AMS Short Course: Zdr Calibration


Date: 27 August 2017

Location: Swissôtel, 323 E Upper Wacker Dr, Chicago, IL 60601, USA

Description: Even though the quantity Zdr was first introduced to the radar meteorology community more than 40 years ago by Seliga and Bringi, the calibration of Zdr continues to be a topic of research, an issue for most radars, and a quantity whose temporal stability is poorly documented and inadequately understood. Gathering data in light rain is perhaps the most accepted technique for Zdr calibration. However, such precipitation events can be uncommon for a radar site and most operational radars have a mission to document the weather and not execute calibration scans thus making detailed calibration studies difficult.
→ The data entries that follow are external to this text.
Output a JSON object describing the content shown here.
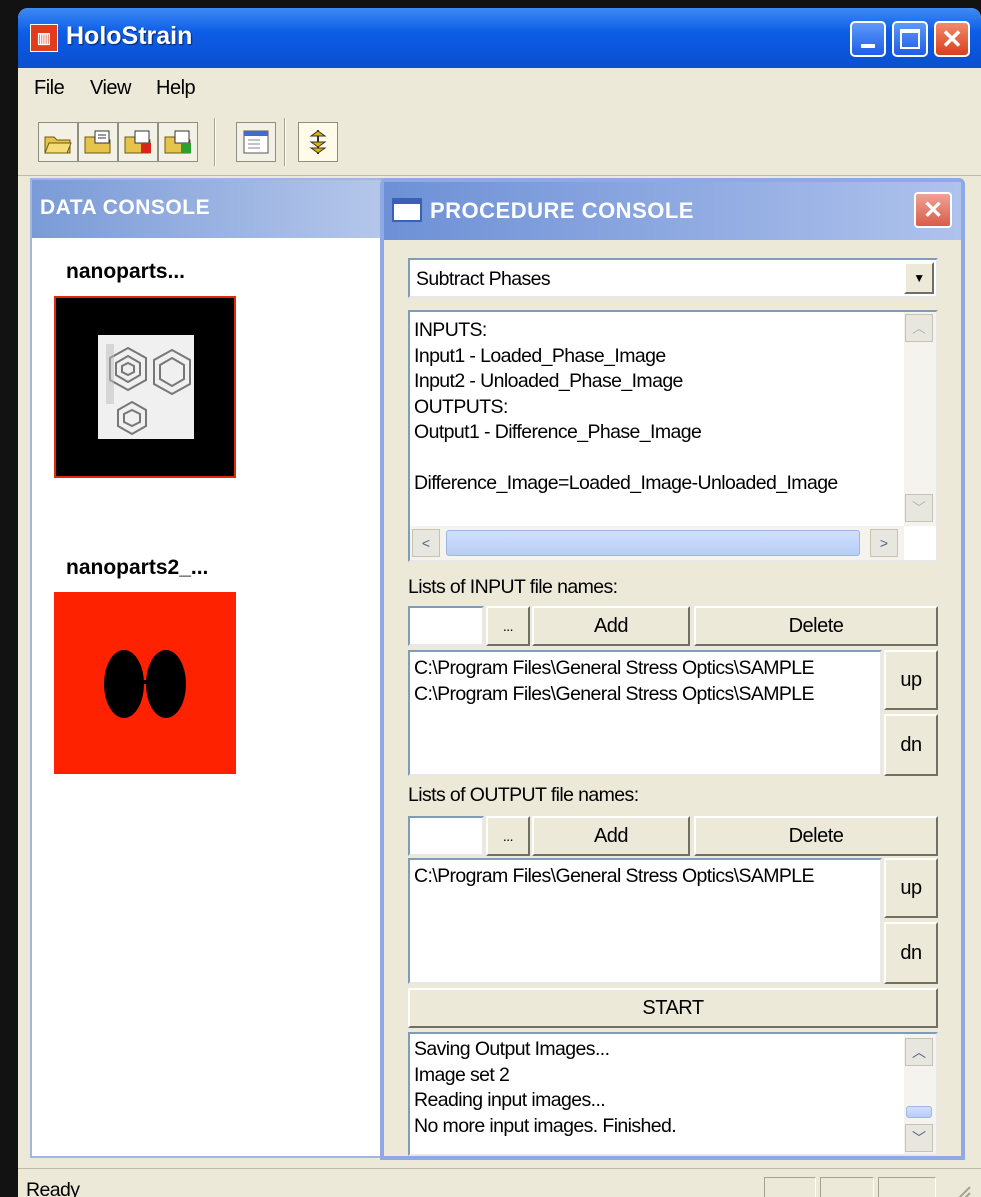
{
  "window": {
    "title": "HoloStrain",
    "app_icon_glyph": "▥"
  },
  "menu": {
    "file": "File",
    "view": "View",
    "help": "Help"
  },
  "toolbar_icons": [
    "open-folder-icon",
    "save-folder-icon",
    "delete-folder-icon",
    "add-folder-icon",
    "window-icon",
    "procedure-icon"
  ],
  "data_console": {
    "title": "DATA CONSOLE",
    "items": [
      {
        "label": "nanoparts...",
        "bg": "#000000"
      },
      {
        "label": "nanoparts2_...",
        "bg": "#ff2200"
      }
    ]
  },
  "procedure_console": {
    "title": "PROCEDURE CONSOLE",
    "procedure_select": "Subtract Phases",
    "description_lines": [
      "INPUTS:",
      "Input1 - Loaded_Phase_Image",
      "Input2 - Unloaded_Phase_Image",
      "OUTPUTS:",
      "Output1 - Difference_Phase_Image",
      "",
      "Difference_Image=Loaded_Image-Unloaded_Image"
    ],
    "input_section": {
      "label": "Lists of INPUT file names:",
      "browse": "...",
      "add": "Add",
      "delete": "Delete",
      "files": [
        "C:\\Program Files\\General Stress Optics\\SAMPLE",
        "C:\\Program Files\\General Stress Optics\\SAMPLE"
      ],
      "up": "up",
      "dn": "dn"
    },
    "output_section": {
      "label": "Lists of OUTPUT file names:",
      "browse": "...",
      "add": "Add",
      "delete": "Delete",
      "files": [
        "C:\\Program Files\\General Stress Optics\\SAMPLE"
      ],
      "up": "up",
      "dn": "dn"
    },
    "start": "START",
    "log_lines": [
      "Saving Output Images...",
      "Image set 2",
      "Reading input images...",
      "No more input images. Finished."
    ]
  },
  "status": {
    "text": "Ready"
  }
}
Estimates of Zdr bias can be made by several techniques: 1) vertical pointing data, 2) engineering calibration, 3) crosspolar power technique, and 4) using external targets such precipitation and Bragg scatter. This short course describes the details of these methods and applies them to data from the National Center for Atmospheric Research (NCAR) S-Pol radar to illustrate the concepts. S-Pol data is used to document the drift of the Zdr bias from fine time resolution measurements (less than 10 minute intervals) over extended periods of time (hours and days). The gathered data allows for an identification of the radar components that cause the Zdr bias to drift. An important aspect covered is the Zdr bias drift cause by temperature change of the antenna.
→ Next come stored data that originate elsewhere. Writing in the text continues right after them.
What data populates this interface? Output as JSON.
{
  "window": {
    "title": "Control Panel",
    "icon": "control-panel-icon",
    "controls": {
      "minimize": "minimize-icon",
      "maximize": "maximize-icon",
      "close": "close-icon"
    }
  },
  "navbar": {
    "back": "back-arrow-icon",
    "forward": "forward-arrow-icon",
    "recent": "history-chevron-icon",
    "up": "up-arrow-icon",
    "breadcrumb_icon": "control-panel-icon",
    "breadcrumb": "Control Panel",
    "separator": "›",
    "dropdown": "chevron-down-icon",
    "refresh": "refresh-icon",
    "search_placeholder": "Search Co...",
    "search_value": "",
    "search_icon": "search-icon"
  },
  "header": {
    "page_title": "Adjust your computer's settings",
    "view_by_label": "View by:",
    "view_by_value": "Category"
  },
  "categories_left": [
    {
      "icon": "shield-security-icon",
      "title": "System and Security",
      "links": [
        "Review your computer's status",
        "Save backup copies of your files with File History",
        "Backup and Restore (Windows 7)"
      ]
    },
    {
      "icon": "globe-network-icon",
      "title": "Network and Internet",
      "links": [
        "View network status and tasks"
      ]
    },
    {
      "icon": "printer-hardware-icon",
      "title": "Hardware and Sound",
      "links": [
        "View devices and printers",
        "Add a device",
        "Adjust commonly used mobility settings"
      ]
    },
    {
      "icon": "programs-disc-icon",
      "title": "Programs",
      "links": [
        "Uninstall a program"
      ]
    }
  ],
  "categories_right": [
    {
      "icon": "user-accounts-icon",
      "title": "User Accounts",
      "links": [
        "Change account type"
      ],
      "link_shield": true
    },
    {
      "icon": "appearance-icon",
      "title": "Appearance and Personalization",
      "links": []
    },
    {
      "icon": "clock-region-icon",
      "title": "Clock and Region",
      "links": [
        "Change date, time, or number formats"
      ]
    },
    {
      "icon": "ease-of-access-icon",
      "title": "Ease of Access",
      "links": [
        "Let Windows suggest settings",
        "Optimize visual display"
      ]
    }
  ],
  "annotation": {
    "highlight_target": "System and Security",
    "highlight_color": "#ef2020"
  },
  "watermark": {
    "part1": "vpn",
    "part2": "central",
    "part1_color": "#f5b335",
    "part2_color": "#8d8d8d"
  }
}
Calibration and data quality experts give presentation about their experiences with NEXRAD and the DWD (German Weather Service) radars. Techniques that are used for Zdr calibration are described, illustrated with data and discussed.   

The goal of the course is to educate the student as to the methods, principles, issues, and signal processing techniques required for accurately estimating Zdr bias and its uncertainty. The course is aimed at students, engineers and scientists who desire to know the details of Zdr calibration and how to apply the techniques to their radars and data.

The course consists of presentations by four radar calibration experts. Power points will be made available to the students. Solar calibration scans are discussed in detail and the signal processing program (in C++) will be given to the students. A remote live demonstration of S-Pol Zdr calibration will be shown.

A luncheon will be provided during the short course.